/ |

Lost Japan

by

Special To The Japan Times

Originally published in Japanese in 1993 (with the English translation following in 1996), “Lost Japan,” the first book by Alex Kerr, has recently been re-released by Penguin. A fascinating chronicle of Kerr’s diverse interactions with the country, the book spans such subjects as restoring a traditional Japanese house in the Iya Valley in Shikoku to collecting Japanese antiques often found languishing unloved in the kura (storehouses) of family homes.

Lost Japan, by Alex Kerr
256 pages
Penguin, Nonfiction.

Kerr is superlative not only in bringing a connoisseur’s eye to the artefacts and architecture of his adopted homeland, but also in providing revelatory insights into the country in general.
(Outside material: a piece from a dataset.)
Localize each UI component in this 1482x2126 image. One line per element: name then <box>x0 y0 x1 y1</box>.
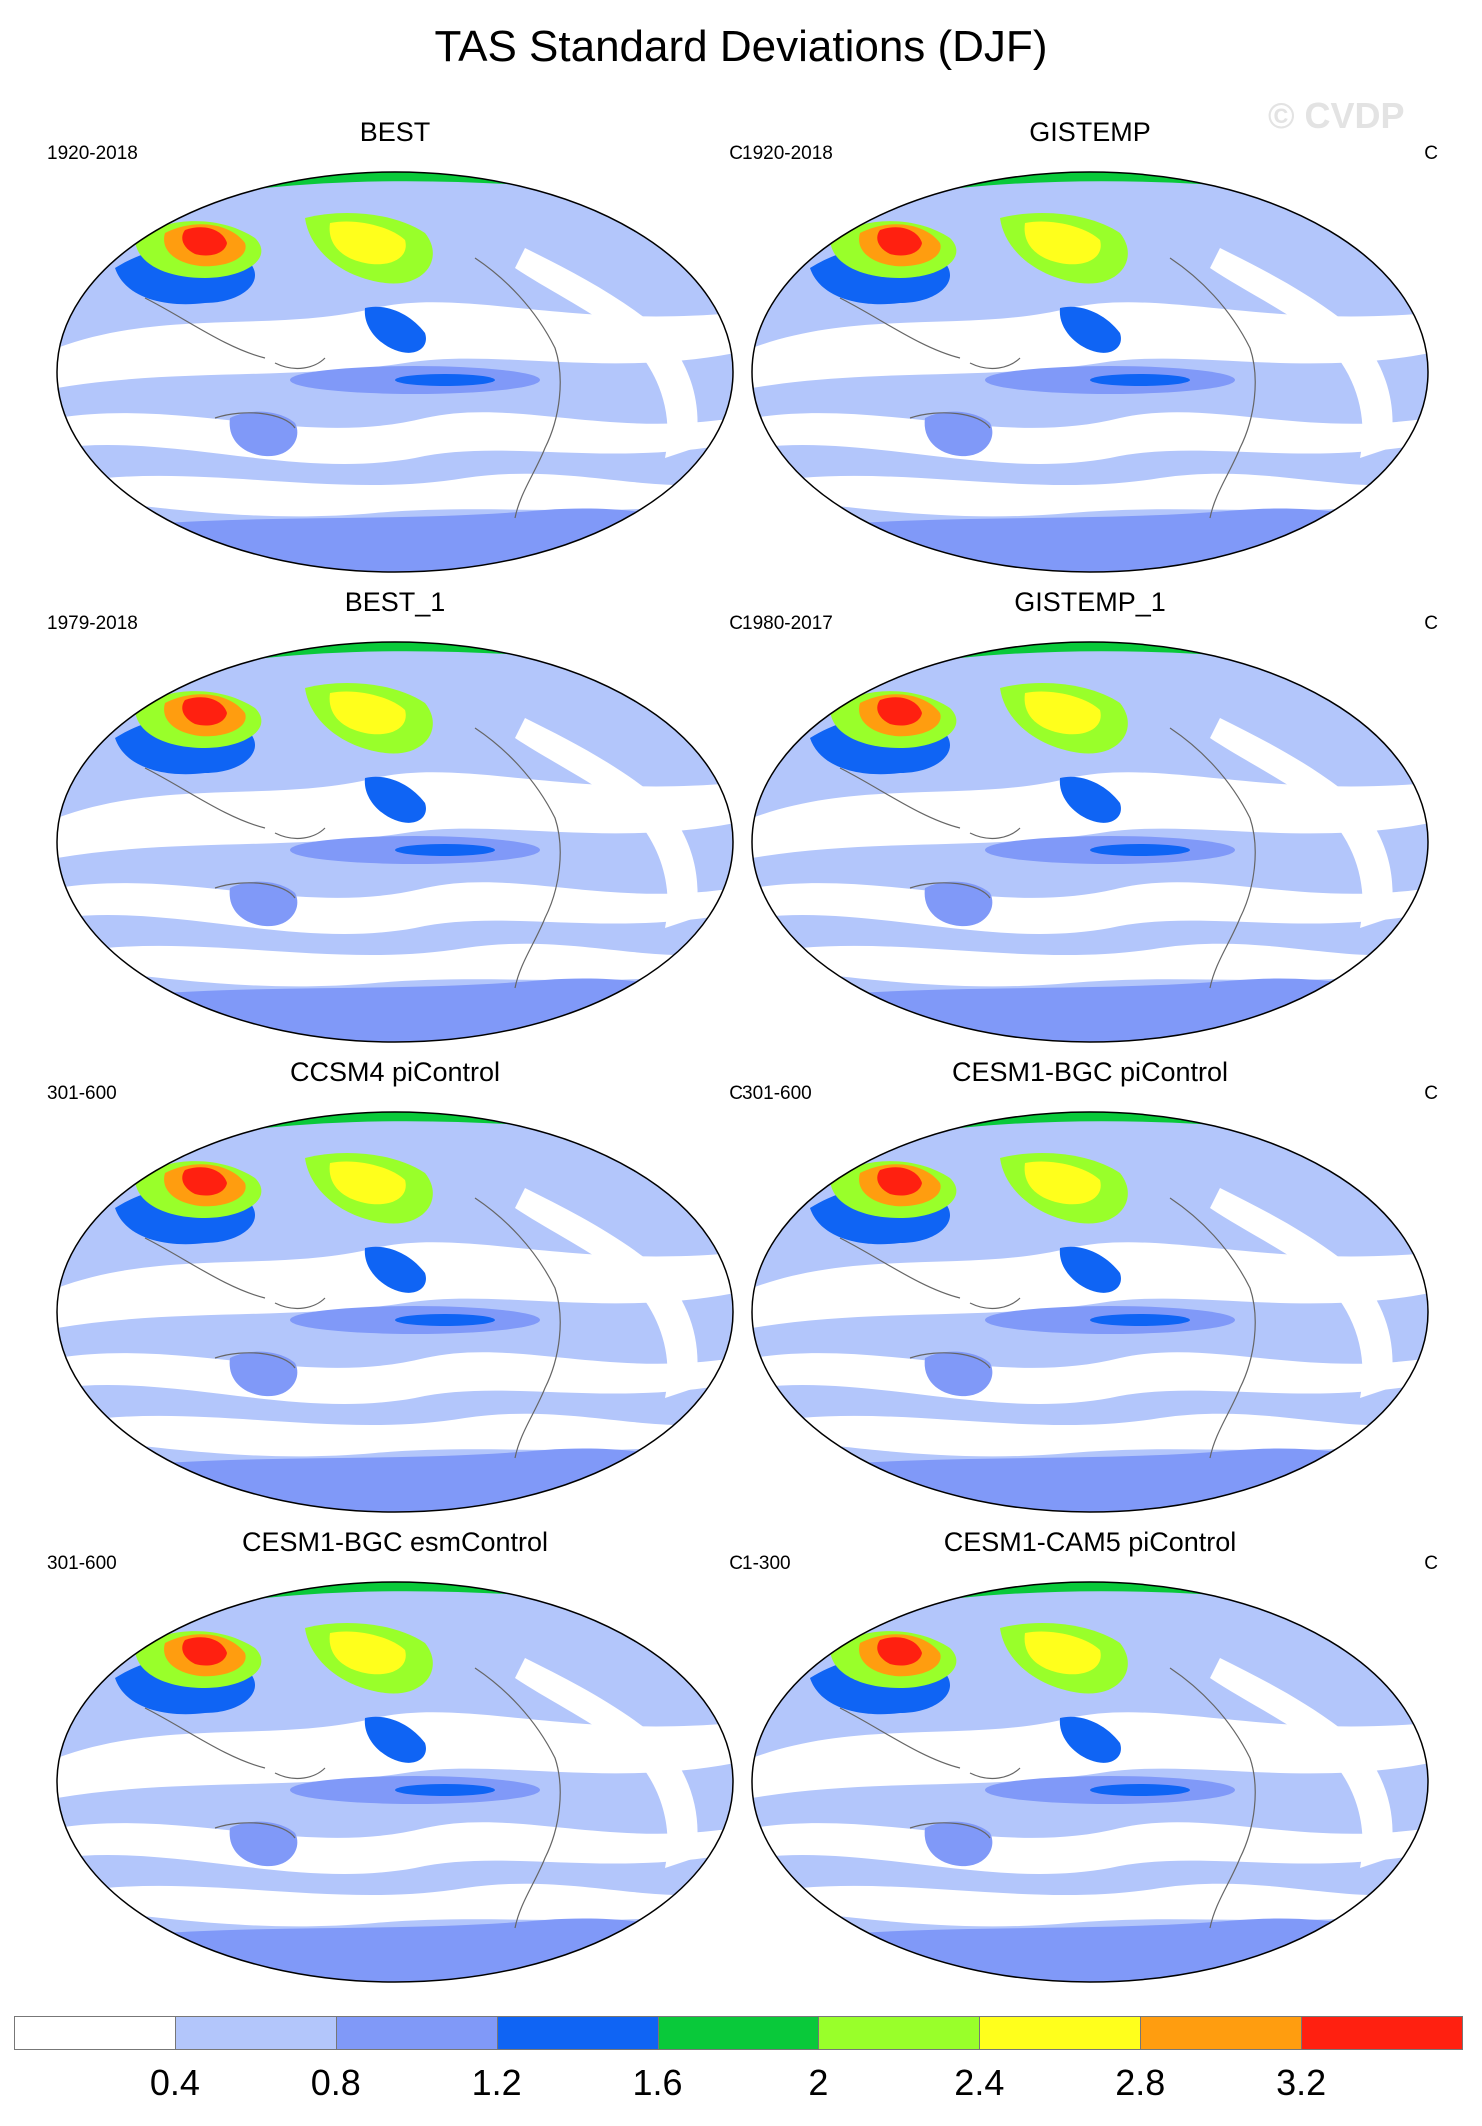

He provides an illuminating exploration of many hidden, magical aspects of Japanese culture from the mandala of temples studded around Nara to the ancient brothel district of Tobita in southern Osaka.
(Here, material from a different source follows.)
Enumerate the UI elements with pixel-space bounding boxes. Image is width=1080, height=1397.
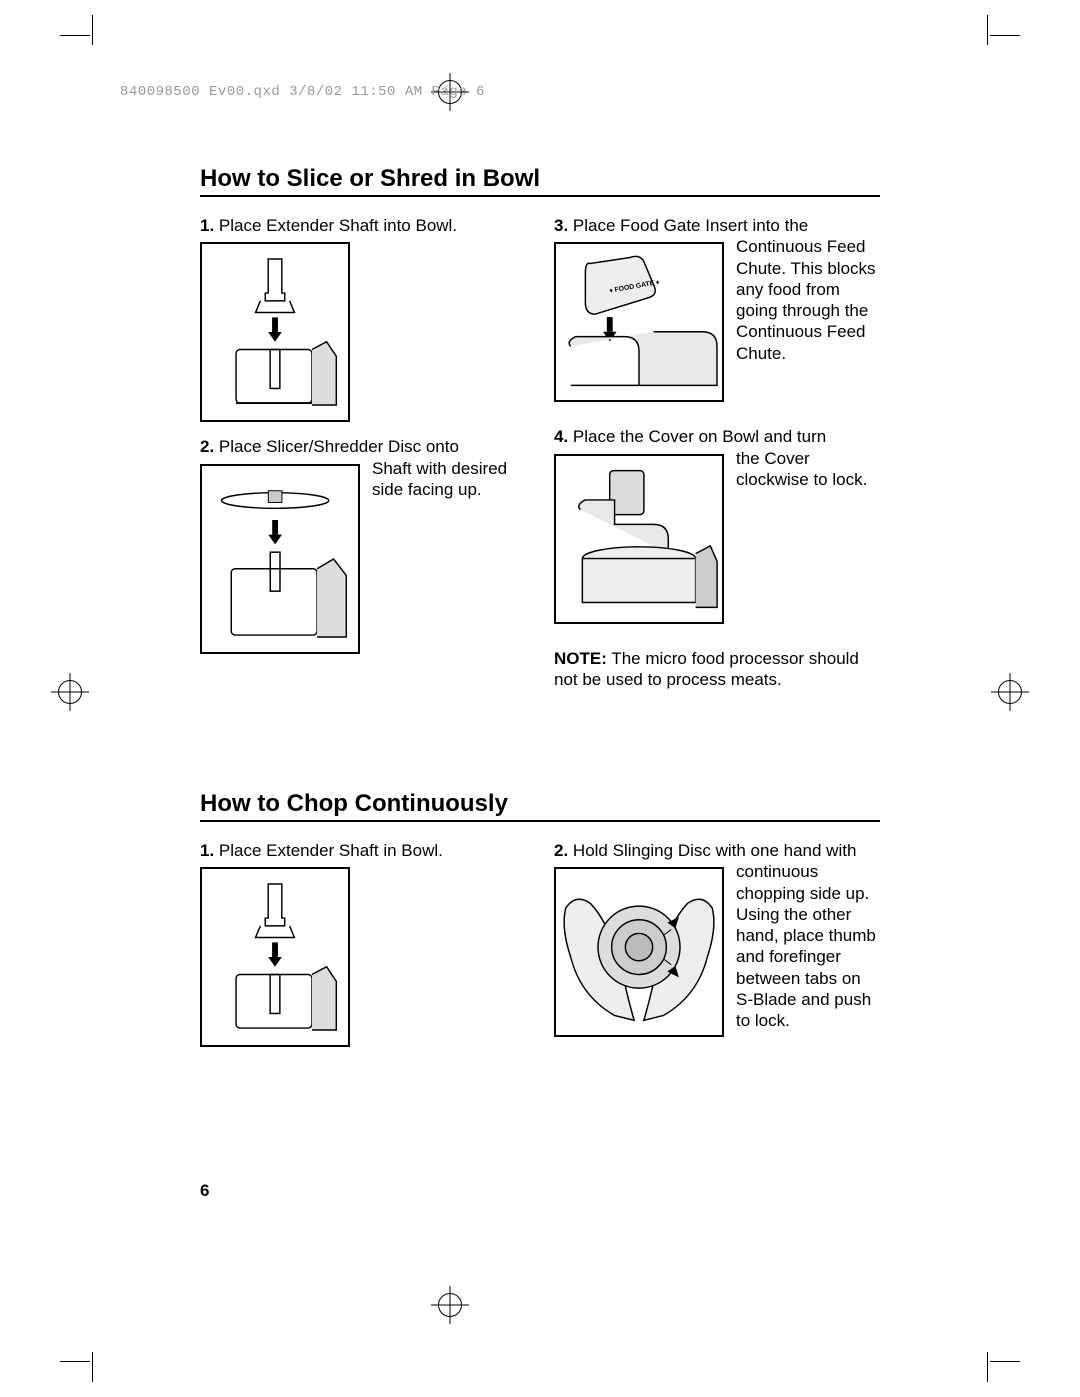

Kerr also provides an acute critique of the way Japanese often fail to prize their own culture and allow bland modernity to displace the aesthetic standards of the past, an argument considerably expanded in his follow-up book “Dogs and Demons.”
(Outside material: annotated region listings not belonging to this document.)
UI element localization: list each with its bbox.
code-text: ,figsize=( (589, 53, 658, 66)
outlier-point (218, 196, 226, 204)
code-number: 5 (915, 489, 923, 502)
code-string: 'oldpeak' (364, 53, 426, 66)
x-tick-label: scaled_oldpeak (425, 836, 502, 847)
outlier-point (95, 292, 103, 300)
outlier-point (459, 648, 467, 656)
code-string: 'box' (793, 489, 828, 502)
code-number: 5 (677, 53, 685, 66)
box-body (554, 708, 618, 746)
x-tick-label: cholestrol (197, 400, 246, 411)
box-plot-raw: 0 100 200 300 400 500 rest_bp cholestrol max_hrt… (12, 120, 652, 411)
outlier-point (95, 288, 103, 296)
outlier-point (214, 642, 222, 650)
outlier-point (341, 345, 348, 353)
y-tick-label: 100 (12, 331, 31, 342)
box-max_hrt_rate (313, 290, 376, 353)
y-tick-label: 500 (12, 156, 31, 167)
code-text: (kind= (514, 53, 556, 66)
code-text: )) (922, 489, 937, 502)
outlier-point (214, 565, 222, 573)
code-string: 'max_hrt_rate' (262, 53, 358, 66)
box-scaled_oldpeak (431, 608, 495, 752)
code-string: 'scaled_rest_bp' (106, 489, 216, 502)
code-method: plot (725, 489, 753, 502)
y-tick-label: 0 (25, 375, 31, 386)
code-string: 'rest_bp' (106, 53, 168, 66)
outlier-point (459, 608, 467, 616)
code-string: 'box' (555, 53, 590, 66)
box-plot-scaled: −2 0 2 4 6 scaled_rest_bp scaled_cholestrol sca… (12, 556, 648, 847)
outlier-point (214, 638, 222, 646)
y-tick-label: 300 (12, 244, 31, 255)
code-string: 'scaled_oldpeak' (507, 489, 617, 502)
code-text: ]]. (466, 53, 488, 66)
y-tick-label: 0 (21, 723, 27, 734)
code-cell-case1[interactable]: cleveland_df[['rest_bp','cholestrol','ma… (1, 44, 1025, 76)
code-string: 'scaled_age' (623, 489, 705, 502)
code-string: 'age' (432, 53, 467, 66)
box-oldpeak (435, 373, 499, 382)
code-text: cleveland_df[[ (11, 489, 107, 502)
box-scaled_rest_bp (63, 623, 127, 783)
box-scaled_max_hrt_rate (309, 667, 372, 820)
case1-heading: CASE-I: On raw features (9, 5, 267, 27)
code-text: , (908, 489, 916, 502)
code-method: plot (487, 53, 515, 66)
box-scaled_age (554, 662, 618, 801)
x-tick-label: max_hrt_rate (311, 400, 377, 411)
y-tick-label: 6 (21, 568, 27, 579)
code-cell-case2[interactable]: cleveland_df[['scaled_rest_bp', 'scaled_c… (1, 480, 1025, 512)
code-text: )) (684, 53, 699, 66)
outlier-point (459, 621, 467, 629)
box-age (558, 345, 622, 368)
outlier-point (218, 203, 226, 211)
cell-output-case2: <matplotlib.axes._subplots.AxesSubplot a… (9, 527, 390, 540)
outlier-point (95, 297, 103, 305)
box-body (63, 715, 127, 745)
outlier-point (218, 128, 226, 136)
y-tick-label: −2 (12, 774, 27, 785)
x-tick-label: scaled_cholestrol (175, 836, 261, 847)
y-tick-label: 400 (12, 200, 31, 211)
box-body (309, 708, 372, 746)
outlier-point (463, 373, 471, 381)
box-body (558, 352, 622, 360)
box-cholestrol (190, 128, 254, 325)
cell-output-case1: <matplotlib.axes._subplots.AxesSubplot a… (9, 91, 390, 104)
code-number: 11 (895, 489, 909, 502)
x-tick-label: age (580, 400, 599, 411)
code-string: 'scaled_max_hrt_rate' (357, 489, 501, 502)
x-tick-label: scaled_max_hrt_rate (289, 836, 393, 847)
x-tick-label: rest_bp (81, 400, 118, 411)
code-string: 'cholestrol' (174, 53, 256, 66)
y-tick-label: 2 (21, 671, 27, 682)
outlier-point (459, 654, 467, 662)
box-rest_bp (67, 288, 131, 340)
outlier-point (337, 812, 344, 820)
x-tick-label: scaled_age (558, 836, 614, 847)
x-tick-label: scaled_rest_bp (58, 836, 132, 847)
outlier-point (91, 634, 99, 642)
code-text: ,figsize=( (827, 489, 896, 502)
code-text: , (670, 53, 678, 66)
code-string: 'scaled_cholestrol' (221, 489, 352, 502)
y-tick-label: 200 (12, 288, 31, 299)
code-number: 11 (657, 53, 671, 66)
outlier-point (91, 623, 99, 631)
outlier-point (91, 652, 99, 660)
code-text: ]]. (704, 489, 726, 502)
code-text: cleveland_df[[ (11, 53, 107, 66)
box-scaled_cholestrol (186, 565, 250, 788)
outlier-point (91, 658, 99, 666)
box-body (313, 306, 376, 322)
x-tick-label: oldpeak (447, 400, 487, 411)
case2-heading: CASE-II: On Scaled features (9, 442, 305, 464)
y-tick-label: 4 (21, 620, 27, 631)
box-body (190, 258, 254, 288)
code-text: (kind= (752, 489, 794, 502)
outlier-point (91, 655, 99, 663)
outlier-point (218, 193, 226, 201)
One of many memorable details informs us that Kerr keeps a hossu (fly swish), an important Buddhist symbol, on his coffee table as a sign that home should be a place where cares are be swished away. Elsewhere he discusses the hibutsu (hidden Buddhas) kept by some temples and only revealed on special occasions. The book itself almost seems a kind of hibutsu, bringing into the light so many features of Japan that many people, both Japanese and non-Japanese, didn’t know existed.

  • Fumio Sakuragi

    Kerr was such a connoisseur that I nearly felt ashamed of being a Japanese. Any culture can be enjoyed, across ethnicity, or in any individual way, and I appreciated learning about the way he knew about Japan. Many thanks for letting me know that he followed up with another book, “Dogs and Demons.”

    • DA

      And still is. I believe he spends 6 months a year in Kyoto and some time in Iya Valley as well.